1College of Pharmacy, Pusan National University, Geumjeong, Busan 46241, Republic of Korea
2Department of Oriental Medicine Materials, Dongshin University, Naju, Jeonnam 58245, Republic of Korea
3Department of Environmental Engineering, Mokpo National University, Muan, Jeonnam 58554, Republic of Korea
4Jeollanamdo Wando Arboretum, Wando, Jeonnam 59105, Republic of Korea
5Department of Pharmacy, College of Pharmacy, Mokpo National University, Muan, Jeonnam 58554, Republic of Korea
6Jeonnam Bioindustry Foundation, Institute of Natural Resources Research, Jangheung, Jeonnam 59338, Republic of Korea

Correspondence should be addressed to In-Soo Yoon and Seung-Sik Cho

Received 28 September 2016; Revised 29 November 2016; Accepted 1 December 2016; Published 22 March 2017

Academic Editor: Kuttulebbai N. S. Sirajudeen

Copyright © 2017 In-Soo Yoon et al. This is an open access article distributed under the Creative Commons Attribution License, which permits unrestricted use, distribution, and reproduction in any medium, provided the original work is properly cited.

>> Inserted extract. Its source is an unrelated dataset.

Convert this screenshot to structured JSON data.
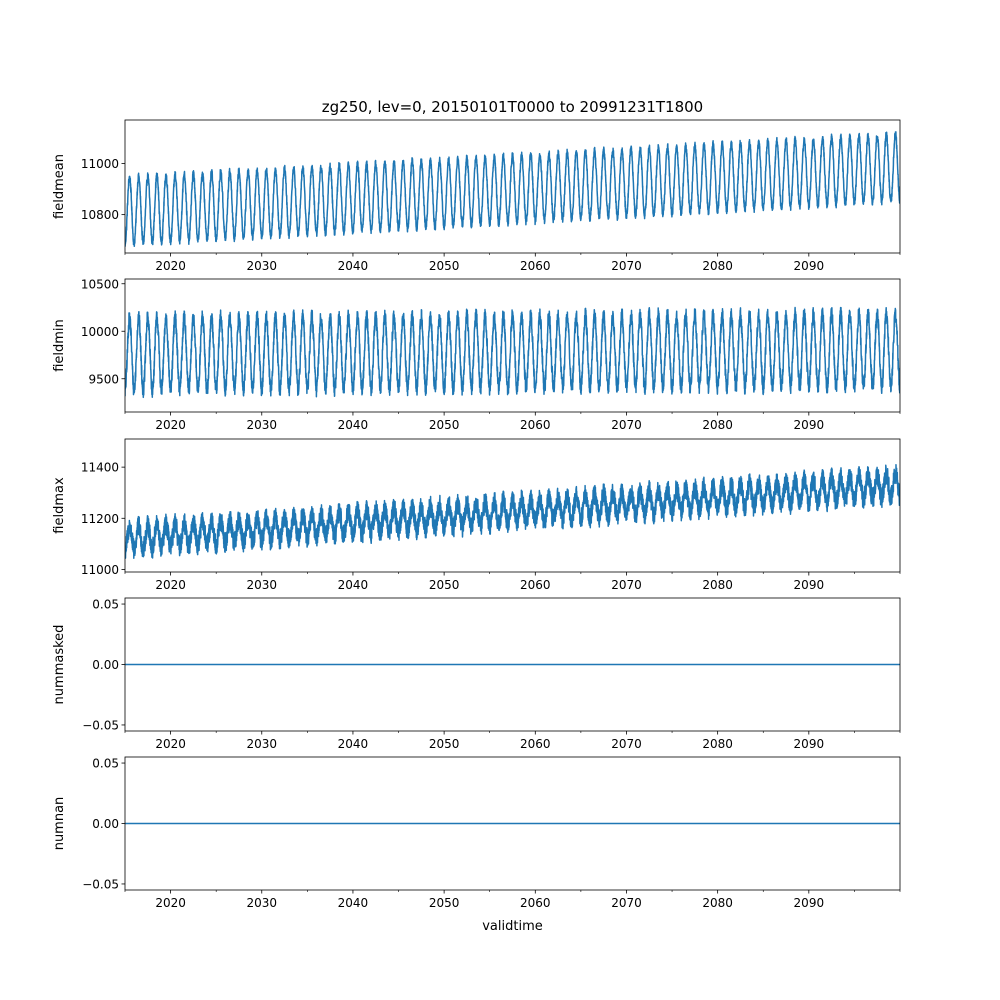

Quercus acuta Thunb. (Fagaceae) (QA) is cultivated as a dietary and ornamental plant in China, Japan, South Korea, and Taiwan. It has been widely used as the main ingredient of acorn tofu, a traditional food in China and South Korea. The aim of this study was to determine in vitro and in vivo xanthine oxidase (XO) inhibitory and antihyperuricemic activities of an ethyl acetate extract of QA leaf (QALE) and identify its active phytochemicals using gas chromatography-mass spectrometry (GC-MS) and liquid chromatography (LC) systems. The QALE was found to possess potent in vitro antioxidant and XO inhibitory activities. In vivo study using hyperuricemic mice induced with potassium oxonate demonstrated that the QALE could inhibit hepatic XO activity at a relatively low oral dose (50 mg/kg) and significantly alleviate hyperuricemia to a similar extent as allopurinol. Several active compounds including vitamin E known to possess XO inhibitory activity were identified from the QALE. To the best of our knowledge, this is the first study that reports the active constituents and antihyperuricemic effect of QA, suggesting that it is feasible to use QALE as a food therapy or alternative medicine for alleviating hyperuricemia and gout.